ヴェネチアは東側のアドリア海に面しており、対岸のクロアチアの海岸沿いにダルマチアといわれる領土を持っていた。
ジェノヴァは反対側のフランス寄りの海岸の港町。どうも背後に山脈があって北側のトリノとかミラノとは分断されているみたい。
トリノ、ミラノはアドリア海にそそぐポー川という川の流域の都市。トリノのあたりはピエモンテ地方という。ミラノのあたりはロンバルディア地方という。
フィレンツェは港町ではなく内陸部にあり、位置もポー川流域ではなくローマ寄りで、その周辺をトスカーナ地方という。
またロマーニャという都市があるが、これはローマとは別。
南のほうに行くと、ナポリがある。ここは産業的には遅れているのだがなぜか人口が多い。近世北米南米に移民として移住したのはこういった南部のイタリア人が多かったらしい。
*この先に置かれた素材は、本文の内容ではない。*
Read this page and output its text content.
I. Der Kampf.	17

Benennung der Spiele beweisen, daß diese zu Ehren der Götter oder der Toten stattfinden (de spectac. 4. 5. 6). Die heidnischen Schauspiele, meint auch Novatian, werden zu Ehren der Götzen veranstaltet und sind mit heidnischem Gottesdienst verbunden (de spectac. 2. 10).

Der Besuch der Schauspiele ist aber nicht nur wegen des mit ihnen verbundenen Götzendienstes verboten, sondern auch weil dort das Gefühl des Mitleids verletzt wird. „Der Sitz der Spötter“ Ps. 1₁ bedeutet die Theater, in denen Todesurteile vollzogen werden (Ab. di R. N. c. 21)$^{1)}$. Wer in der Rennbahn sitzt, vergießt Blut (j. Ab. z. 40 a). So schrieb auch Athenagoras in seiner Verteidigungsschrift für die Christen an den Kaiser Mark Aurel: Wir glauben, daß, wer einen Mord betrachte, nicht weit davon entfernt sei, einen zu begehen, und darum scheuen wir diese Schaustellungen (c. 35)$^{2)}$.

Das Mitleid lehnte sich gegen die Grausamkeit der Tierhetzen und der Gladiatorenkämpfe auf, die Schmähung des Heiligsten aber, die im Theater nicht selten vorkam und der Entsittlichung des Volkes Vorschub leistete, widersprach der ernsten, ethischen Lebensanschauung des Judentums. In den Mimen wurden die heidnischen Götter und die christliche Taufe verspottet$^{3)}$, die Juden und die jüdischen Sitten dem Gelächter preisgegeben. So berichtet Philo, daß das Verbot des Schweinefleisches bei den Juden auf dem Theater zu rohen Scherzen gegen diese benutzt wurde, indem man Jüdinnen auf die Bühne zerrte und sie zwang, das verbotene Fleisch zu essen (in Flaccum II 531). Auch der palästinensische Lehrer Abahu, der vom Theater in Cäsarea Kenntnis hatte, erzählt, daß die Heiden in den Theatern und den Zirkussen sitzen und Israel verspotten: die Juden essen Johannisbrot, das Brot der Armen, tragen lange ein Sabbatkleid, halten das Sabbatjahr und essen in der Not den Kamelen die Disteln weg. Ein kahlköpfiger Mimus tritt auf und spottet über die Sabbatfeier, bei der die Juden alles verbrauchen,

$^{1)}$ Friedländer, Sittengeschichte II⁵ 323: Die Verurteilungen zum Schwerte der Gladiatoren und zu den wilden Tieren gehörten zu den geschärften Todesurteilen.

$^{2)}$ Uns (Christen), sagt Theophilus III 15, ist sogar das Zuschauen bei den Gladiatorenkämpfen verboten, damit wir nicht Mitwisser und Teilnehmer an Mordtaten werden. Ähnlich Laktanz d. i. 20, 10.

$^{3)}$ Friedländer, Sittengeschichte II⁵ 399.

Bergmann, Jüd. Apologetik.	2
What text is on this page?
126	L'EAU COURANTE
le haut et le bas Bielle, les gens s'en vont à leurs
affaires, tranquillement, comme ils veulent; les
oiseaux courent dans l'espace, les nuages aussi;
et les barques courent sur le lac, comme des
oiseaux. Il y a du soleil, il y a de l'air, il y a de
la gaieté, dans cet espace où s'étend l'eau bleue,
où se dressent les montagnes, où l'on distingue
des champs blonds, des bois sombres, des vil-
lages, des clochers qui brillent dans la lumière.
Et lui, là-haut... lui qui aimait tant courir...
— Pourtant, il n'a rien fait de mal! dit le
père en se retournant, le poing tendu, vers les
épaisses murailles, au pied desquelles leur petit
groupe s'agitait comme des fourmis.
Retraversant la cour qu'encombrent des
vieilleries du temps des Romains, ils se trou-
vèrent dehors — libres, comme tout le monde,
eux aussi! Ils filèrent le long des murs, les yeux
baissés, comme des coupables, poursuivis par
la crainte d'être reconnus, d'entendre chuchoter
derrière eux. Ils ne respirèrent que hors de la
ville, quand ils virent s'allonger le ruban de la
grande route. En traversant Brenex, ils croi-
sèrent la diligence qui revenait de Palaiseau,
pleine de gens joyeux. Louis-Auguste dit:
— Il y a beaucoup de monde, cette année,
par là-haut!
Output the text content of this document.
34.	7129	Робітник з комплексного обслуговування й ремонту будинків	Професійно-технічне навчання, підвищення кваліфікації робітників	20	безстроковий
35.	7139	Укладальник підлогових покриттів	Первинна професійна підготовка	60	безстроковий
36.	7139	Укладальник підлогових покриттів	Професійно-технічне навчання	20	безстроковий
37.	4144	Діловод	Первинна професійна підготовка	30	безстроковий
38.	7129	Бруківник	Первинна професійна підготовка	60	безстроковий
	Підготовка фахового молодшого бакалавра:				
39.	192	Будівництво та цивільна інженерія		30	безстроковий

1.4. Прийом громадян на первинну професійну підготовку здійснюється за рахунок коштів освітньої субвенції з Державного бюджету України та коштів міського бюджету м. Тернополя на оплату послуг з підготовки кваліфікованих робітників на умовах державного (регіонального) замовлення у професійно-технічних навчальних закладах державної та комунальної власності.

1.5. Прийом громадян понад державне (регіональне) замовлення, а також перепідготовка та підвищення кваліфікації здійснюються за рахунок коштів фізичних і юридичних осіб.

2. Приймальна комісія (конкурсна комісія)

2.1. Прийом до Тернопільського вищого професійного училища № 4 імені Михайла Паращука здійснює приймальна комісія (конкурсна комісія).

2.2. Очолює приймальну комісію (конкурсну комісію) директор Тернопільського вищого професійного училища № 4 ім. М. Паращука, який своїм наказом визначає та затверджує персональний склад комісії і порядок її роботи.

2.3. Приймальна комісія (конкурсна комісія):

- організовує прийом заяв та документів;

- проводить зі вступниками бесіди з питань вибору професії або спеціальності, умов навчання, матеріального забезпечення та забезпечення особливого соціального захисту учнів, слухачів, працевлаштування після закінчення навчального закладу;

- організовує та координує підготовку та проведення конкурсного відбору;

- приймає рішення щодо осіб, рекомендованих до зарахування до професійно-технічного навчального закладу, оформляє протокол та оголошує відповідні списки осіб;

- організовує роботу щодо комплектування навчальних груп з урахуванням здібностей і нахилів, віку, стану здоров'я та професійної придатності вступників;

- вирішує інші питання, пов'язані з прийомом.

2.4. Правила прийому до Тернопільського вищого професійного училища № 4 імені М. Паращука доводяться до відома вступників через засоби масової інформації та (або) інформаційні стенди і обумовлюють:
その少し南にアマルフィがあるが、これは近世衰退して歴史上のプレーヤーとしては出てこないみたいだ。
イタリアというとオリーブとかトマトとか農産物の豊かなイメージがあるが、実は暑すぎて水を沢山必要とする作物は育てるのが難しいらしい。
あと思想的なことが良く分からない。
ファシズムというのは極右と極左がくっついたような・・・。
そもそも、啓蒙思想というのが絶対王政に対して出てきた。支持するのはブルジョア。
それが行き着くところまで言ったのがフランス革命。
フランスではロベス・ピエール率いるジャコバン派がむちゃくちゃしすぎた反動でナポレオン帝政から王政復古までいく。
このあたりから良く分からなくなってくるのだが、啓蒙主義を支持していたブルジョアが体制派になり王党派と近づいていって、どちらかというと右派になる?反体制派だった資本家が体制を打倒して自らが体制になった?
左派の受け皿と言うか思想として啓蒙主義がさらに変化して社会主義・共産主義が現れる。
リソルジメント運動の首魁、ガリバルディとかマッツィーニは左派だったと書いてあるが、社会主義者、共産主義者ではない。そもそもまだそういう思想が世に出ていなかった?
もう少し勉強しないと。
天下泰平であれば、ファシズムなどどうでもいいのだが。